As much as she looked like an L.A. Law alumnas, she had distinct elements of Lucille Ball, or Lucille Ball on LSD. As part of almost every script, Ally hallucinated. For a while she saw singer Al Green in many peculiar situations; of course there was the dancing baby, the diapered metaphor of female failure that appeared in her living room. (She was a good sport and danced with it.) Her sex fantasies took up most of her mental life—a much more realistic approach than the Sex and the City model, in which professional single urban women have sex at least four times a day.

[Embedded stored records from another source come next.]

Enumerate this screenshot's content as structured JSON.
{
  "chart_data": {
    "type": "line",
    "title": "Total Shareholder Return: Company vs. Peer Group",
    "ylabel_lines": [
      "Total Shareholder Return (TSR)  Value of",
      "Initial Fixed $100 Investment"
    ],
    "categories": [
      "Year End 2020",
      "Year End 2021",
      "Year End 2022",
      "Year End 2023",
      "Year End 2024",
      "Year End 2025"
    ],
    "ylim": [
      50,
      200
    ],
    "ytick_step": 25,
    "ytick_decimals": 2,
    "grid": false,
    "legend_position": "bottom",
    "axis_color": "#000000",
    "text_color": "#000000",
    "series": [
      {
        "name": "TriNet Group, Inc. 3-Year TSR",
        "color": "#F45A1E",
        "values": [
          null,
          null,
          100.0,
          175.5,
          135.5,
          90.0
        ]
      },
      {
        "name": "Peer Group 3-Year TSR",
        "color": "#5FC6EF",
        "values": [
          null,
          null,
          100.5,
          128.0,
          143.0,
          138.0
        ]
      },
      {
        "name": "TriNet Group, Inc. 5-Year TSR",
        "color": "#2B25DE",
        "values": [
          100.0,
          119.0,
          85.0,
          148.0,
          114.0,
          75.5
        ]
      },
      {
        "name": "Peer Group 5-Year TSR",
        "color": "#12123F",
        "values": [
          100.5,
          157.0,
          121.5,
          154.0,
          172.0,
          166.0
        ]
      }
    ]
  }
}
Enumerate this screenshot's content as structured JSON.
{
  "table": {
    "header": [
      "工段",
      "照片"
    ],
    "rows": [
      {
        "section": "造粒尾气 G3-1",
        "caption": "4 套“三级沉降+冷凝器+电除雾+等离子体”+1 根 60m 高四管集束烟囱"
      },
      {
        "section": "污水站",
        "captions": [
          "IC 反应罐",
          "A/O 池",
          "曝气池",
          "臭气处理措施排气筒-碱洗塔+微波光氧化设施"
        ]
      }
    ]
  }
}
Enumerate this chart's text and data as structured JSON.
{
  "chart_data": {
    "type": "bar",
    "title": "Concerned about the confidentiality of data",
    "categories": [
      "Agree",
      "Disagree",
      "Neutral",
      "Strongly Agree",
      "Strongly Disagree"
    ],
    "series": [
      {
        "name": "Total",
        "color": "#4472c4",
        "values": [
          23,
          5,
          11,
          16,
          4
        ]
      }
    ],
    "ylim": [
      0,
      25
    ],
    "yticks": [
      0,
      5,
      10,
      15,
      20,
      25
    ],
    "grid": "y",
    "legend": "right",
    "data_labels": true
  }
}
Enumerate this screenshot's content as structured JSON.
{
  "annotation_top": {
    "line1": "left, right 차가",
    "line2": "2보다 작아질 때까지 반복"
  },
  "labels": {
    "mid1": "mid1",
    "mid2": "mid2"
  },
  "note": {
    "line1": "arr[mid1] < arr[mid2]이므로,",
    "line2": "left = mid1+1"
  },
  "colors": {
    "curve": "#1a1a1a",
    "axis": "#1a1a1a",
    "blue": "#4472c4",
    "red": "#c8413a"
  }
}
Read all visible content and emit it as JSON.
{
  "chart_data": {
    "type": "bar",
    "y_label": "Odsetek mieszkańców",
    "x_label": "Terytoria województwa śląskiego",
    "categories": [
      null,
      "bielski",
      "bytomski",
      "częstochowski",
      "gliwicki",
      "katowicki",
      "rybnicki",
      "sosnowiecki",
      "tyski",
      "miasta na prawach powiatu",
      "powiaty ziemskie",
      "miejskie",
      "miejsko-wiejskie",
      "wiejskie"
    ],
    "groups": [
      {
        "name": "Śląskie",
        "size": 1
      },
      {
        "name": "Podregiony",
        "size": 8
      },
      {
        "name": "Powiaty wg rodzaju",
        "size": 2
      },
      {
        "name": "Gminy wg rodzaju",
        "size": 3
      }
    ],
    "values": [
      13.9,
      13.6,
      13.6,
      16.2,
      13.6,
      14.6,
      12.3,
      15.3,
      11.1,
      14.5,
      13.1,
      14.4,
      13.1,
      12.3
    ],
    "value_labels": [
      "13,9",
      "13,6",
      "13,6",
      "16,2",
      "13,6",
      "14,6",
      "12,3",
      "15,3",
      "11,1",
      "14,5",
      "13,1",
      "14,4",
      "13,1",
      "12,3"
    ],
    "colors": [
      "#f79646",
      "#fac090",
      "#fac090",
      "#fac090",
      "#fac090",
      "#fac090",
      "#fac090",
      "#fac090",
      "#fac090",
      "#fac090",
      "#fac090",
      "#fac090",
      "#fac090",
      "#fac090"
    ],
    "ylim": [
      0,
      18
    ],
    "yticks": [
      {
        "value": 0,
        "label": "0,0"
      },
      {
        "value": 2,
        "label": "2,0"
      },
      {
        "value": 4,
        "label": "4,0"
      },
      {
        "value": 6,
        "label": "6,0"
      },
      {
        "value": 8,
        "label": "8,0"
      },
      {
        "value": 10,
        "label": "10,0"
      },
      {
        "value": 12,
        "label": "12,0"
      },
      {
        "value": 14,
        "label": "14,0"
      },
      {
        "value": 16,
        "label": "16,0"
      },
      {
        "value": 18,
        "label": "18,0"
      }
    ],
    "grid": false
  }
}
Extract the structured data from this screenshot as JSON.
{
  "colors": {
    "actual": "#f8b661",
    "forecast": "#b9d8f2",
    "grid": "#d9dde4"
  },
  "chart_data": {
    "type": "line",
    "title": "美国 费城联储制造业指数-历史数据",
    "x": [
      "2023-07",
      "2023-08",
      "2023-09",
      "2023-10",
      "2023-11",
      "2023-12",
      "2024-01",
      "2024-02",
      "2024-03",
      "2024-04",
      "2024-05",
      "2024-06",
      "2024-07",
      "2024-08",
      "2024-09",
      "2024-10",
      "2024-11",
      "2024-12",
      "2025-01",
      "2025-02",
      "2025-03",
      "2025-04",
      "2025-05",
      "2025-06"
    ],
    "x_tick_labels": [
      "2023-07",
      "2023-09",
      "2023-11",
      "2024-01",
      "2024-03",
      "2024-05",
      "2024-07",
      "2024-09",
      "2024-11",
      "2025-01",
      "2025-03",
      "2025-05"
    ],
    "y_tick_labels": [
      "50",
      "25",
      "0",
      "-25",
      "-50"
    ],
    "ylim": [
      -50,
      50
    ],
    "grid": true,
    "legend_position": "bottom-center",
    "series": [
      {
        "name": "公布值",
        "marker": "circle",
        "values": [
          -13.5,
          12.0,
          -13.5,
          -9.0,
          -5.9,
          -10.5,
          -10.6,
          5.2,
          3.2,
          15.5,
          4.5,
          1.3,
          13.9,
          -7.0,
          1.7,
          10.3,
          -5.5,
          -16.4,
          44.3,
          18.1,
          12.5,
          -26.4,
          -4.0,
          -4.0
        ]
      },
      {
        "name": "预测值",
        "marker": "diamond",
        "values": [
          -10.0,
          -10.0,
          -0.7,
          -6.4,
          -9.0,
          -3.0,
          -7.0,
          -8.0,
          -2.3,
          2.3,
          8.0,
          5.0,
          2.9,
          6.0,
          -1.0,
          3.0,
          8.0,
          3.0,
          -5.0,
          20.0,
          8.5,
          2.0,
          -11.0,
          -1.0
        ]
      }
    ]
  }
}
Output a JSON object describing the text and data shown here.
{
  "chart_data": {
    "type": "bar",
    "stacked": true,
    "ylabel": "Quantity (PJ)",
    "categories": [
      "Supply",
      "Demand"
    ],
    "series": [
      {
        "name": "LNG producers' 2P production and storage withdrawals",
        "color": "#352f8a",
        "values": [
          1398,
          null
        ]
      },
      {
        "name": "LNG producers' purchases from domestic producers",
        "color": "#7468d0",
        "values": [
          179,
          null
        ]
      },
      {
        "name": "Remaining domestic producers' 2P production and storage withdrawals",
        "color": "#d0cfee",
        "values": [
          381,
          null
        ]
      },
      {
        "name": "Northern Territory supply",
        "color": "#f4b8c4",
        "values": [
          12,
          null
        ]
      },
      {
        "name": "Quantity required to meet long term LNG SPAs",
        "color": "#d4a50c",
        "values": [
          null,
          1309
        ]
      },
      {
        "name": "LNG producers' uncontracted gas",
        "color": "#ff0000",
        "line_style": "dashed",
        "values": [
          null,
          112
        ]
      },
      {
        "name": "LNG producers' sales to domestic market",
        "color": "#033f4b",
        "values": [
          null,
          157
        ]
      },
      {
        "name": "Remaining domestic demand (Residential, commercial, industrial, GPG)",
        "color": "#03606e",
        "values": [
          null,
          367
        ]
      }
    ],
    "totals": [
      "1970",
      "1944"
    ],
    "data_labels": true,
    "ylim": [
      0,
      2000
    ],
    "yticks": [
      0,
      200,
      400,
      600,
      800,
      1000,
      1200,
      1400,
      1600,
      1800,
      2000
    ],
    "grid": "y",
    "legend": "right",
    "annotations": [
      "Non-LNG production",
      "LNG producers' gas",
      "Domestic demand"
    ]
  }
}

Women loved Ally because she tried yet couldn’t pull all of this together, couldn’t make herself any emotionally or intellectually neater, resolved. She was always in flux—as if flux were a physical condition—and she couldn’t imagine, like most women, what personal earthquake might occur to make it better.

Her British counterpart, Bridget Jones, is less professionally accomplished; in fact, she hasn’t done much to speak of at all, but she has the ability to see and understand every nuance of single social life, and to record her observations in the now notorious diary. Women love her slangy comments on “smug marrieds” and “fuckwit” men. And they love that she can’t do anything more to change the social order than can Ally McBeal. And Ally McBeal is cute. Bridget Jones is overweight. But unlike previous chubby single icons, for example, Rhoda Morgenstern, Mary Tyler’s Moore’s old housemate, she doesn’t work the obvious fact into every sentence (the Phyllis Diller school of self-appraisal). Bridget simply records it, along with her cigarette and alcohol intake, and gets on with her life, which often consists of sorting dirty clothes in order to find clean ones. Like Ally, she is self-possessed and funny about her singleton status (an eighteenth-century term updated). She also defends it. One of my favorite scenes in the recent movie adaptation occurs when after a wretched workday Bridget has to attend a dinner party with a horrifying posse of “smug marrieds.” That means a long table full of couples pressed up next to each other in units of two. She’s placed at the head—the evening’s sociological specimen. A man points to his wife’s pregnant belly and makes a tick-tock sound; another man asks why so many career women in their thirties are still not married. She says (I paraphrase), “Maybe it’s because of the fact that their bodies are covered in hideous scales.” No one laughs.

I use the term “slacker spinsters” because these two, like so many women I know in their thirties, seem to be kind of hanging out in the lives that have evolved around them, making sporadic efforts to connect with men, then retreating back to the couch, the TV, or the phone or into an elaborate fantasy. They believe in the possibilities of love, though it’s not clear they fully believe in the beautiful possibilities of marriage. They’ve lived through the same kind of chaos that baby brides list on their résumés. But they’ve come to different conclusions. Primarily, getting married will never guarantee a feeling of safety.